Estamos ante uno de los mejores artistas que ha dado Jerez en las últimas décadas. Y no lo digo yo, sino que fue la conclusión a la que llegó el admirado Paco Cepero a la salida del espectáculo que ofreció Fernando Soto, un clavel moreno y gitano, en el Teatro Villamarta en homenaje a Lola Flores. Un público entregado disfrutó desde el primer momento de un verdadero prodigio de la canción y la copla española, sobre todo de aquella que se acerca al estilo flamenco, porque de ahí viene él.

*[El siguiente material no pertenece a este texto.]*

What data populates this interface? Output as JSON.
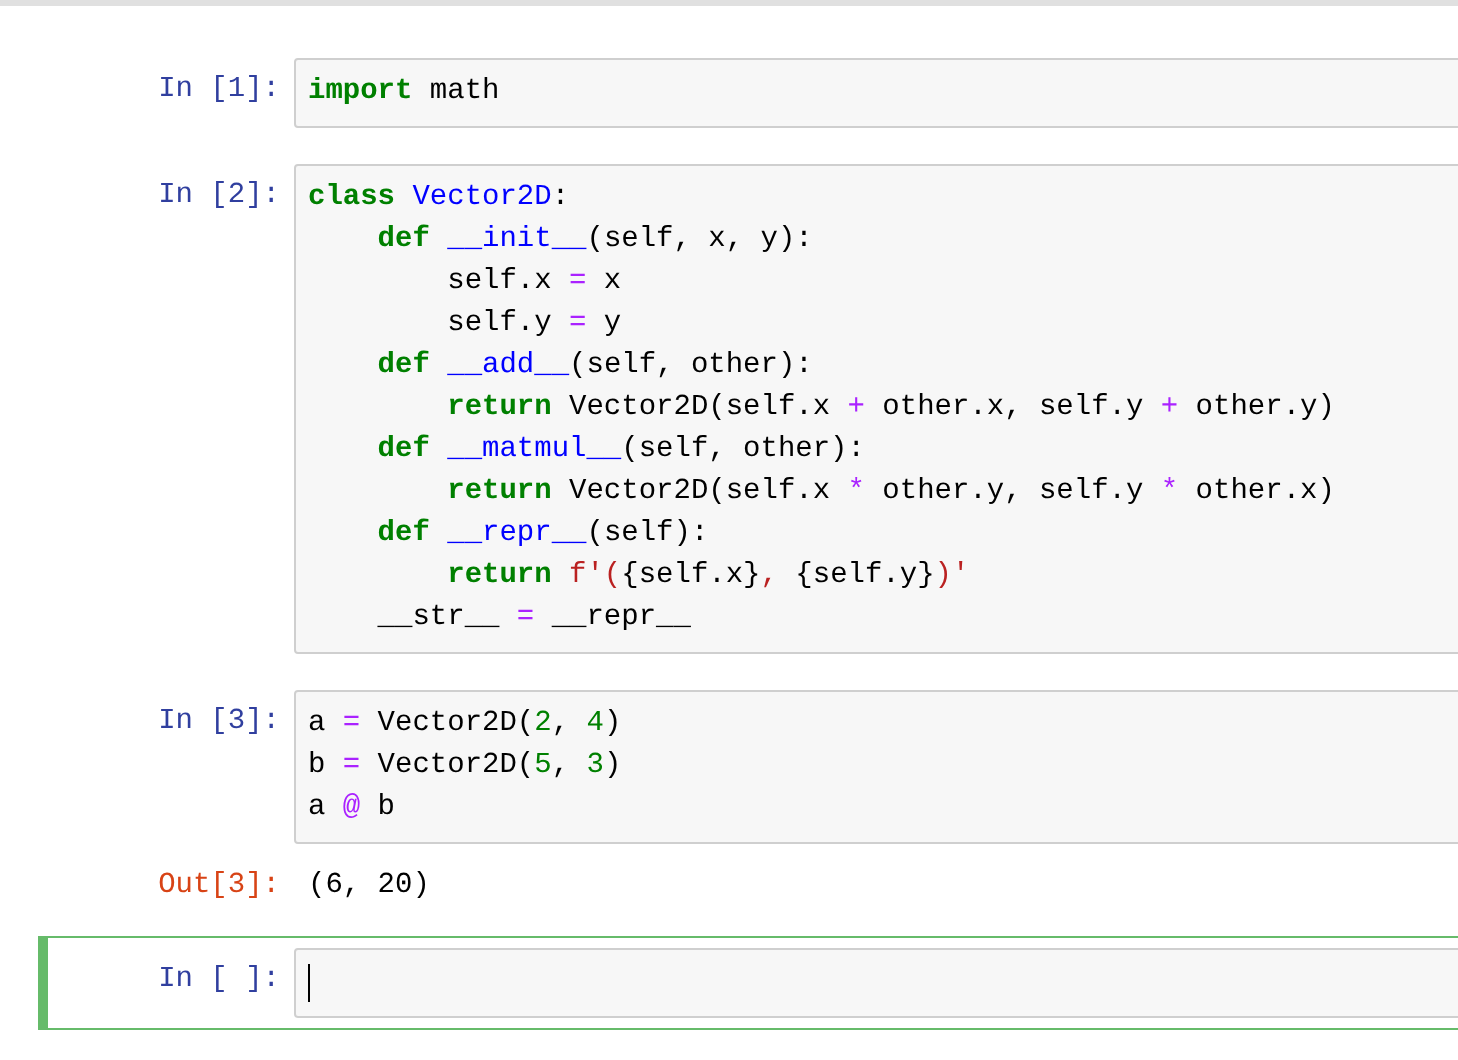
{
  "cells": [
    {
      "kind": "code",
      "prompt": "In [1]:",
      "selected": false,
      "lines": [
        [
          {
            "kind": "keyword",
            "text": "import"
          },
          {
            "kind": "plain",
            "text": " math"
          }
        ]
      ]
    },
    {
      "kind": "code",
      "prompt": "In [2]:",
      "selected": false,
      "lines": [
        [
          {
            "kind": "keyword",
            "text": "class"
          },
          {
            "kind": "name",
            "text": " Vector2D"
          },
          {
            "kind": "plain",
            "text": ":"
          }
        ],
        [
          {
            "kind": "keyword",
            "text": "    def"
          },
          {
            "kind": "name",
            "text": " __init__"
          },
          {
            "kind": "plain",
            "text": "(self, x, y):"
          }
        ],
        [
          {
            "kind": "plain",
            "text": "        self.x "
          },
          {
            "kind": "operator",
            "text": "="
          },
          {
            "kind": "plain",
            "text": " x"
          }
        ],
        [
          {
            "kind": "plain",
            "text": "        self.y "
          },
          {
            "kind": "operator",
            "text": "="
          },
          {
            "kind": "plain",
            "text": " y"
          }
        ],
        [
          {
            "kind": "keyword",
            "text": "    def"
          },
          {
            "kind": "name",
            "text": " __add__"
          },
          {
            "kind": "plain",
            "text": "(self, other):"
          }
        ],
        [
          {
            "kind": "keyword",
            "text": "        return"
          },
          {
            "kind": "plain",
            "text": " Vector2D(self.x "
          },
          {
            "kind": "operator",
            "text": "+"
          },
          {
            "kind": "plain",
            "text": " other.x, self.y "
          },
          {
            "kind": "operator",
            "text": "+"
          },
          {
            "kind": "plain",
            "text": " other.y)"
          }
        ],
        [
          {
            "kind": "keyword",
            "text": "    def"
          },
          {
            "kind": "name",
            "text": " __matmul__"
          },
          {
            "kind": "plain",
            "text": "(self, other):"
          }
        ],
        [
          {
            "kind": "keyword",
            "text": "        return"
          },
          {
            "kind": "plain",
            "text": " Vector2D(self.x "
          },
          {
            "kind": "operator",
            "text": "*"
          },
          {
            "kind": "plain",
            "text": " other.y, self.y "
          },
          {
            "kind": "operator",
            "text": "*"
          },
          {
            "kind": "plain",
            "text": " other.x)"
          }
        ],
        [
          {
            "kind": "keyword",
            "text": "    def"
          },
          {
            "kind": "name",
            "text": " __repr__"
          },
          {
            "kind": "plain",
            "text": "(self):"
          }
        ],
        [
          {
            "kind": "keyword",
            "text": "        return"
          },
          {
            "kind": "string",
            "text": " f'("
          },
          {
            "kind": "plain",
            "text": "{self.x}"
          },
          {
            "kind": "string",
            "text": ", "
          },
          {
            "kind": "plain",
            "text": "{self.y}"
          },
          {
            "kind": "string",
            "text": ")'"
          }
        ],
        [
          {
            "kind": "plain",
            "text": "    __str__ "
          },
          {
            "kind": "operator",
            "text": "="
          },
          {
            "kind": "plain",
            "text": " __repr__"
          }
        ]
      ]
    },
    {
      "kind": "code",
      "prompt": "In [3]:",
      "selected": false,
      "lines": [
        [
          {
            "kind": "plain",
            "text": "a "
          },
          {
            "kind": "operator",
            "text": "="
          },
          {
            "kind": "plain",
            "text": " Vector2D("
          },
          {
            "kind": "number",
            "text": "2"
          },
          {
            "kind": "plain",
            "text": ", "
          },
          {
            "kind": "number",
            "text": "4"
          },
          {
            "kind": "plain",
            "text": ")"
          }
        ],
        [
          {
            "kind": "plain",
            "text": "b "
          },
          {
            "kind": "operator",
            "text": "="
          },
          {
            "kind": "plain",
            "text": " Vector2D("
          },
          {
            "kind": "number",
            "text": "5"
          },
          {
            "kind": "plain",
            "text": ", "
          },
          {
            "kind": "number",
            "text": "3"
          },
          {
            "kind": "plain",
            "text": ")"
          }
        ],
        [
          {
            "kind": "plain",
            "text": "a "
          },
          {
            "kind": "operator",
            "text": "@"
          },
          {
            "kind": "plain",
            "text": " b"
          }
        ]
      ]
    },
    {
      "kind": "output",
      "prompt": "Out[3]:",
      "selected": false,
      "text": "(6, 20)"
    },
    {
      "kind": "code",
      "prompt": "In [ ]:",
      "selected": true
    }
  ]
}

El jerezano ofreció un concierto en el que la sensibilidad y el buen gusto fueron los protagonistas. Desde el repertorio al juego de luces, desde las transiciones al equipo de sonido, desde el vestuario a los músicos… difícilmente se le puede achacar algo a este espectáculo que quiso titular ‘La Niña de la Venta’. Desde su comienzo Fernando se planta en el escenario para recibir la ovación de la audiencia, y él se crece. Se pasea por el escenario de un modo singular sobrado en atractivo y dedica su obra a “Don Antonio Merino”, padre de su percusionista Carlos Merino que ha fallecido días atrás.

Despliega su talento en temas como La Niña de la VentaCuna Cañí, Mi Sangre o La Zarzamora. Entre tantas coplas nos acordamos de Antonio Gallardo y Nicolás Sánchez, dos genios de la creación musical que aportaron estilo a la carrera de ‘La Faraona’. Tampoco faltó ese recuerdo a Manolo Caracol, otro indiscutible ser de influencia en la vida de la jerezana más universal de los tiempos, con la zambra Mora, Morita. Siguieron sonando canciones tan populares como A tu vera, Torbellino de Colores, Limosna de Amores, o una más novedosa cuyo título es La Grabiela a compás de bulerías. En uno de esos repentinos momentos de locura artística, Soto bajó del escenario para recibir el calor directo del patio de butacas paseando por el mismo con una grandeza especial. Emocionó su desparpajo y el público vibró como hacía tiempo que no se veía por este teatro.

El reloj no importaba, estábamos en un momento sublime de arte. Su voz, su mirada, su interpretación… Nos dejó bien despachados con otros títulos como Los metales de tu voz,  Pan y Chocolate, una larga tanda de bulerías y el Ámame esta noche, de Antonio González ‘El Pescailla’, momento en el que todos nos levantamos y bailamos al compás de Fernando. Entre el público: Elena Furiase, nieta de Lola Flores, Paco Cepero, la cantante Laura Gallego, Antonio Higuero, Diego Vargas, que acompañó a Lola en infinidad de ocasiones… La gente en pie para despedir a un artista, y a su magnífica orquesta, que hizo historia en el primer coliseo jerezano. Sencillamente genial. Y me pregunto viendo la que lio Fernando: ¿qué no formaría Lola en aquellos entonces?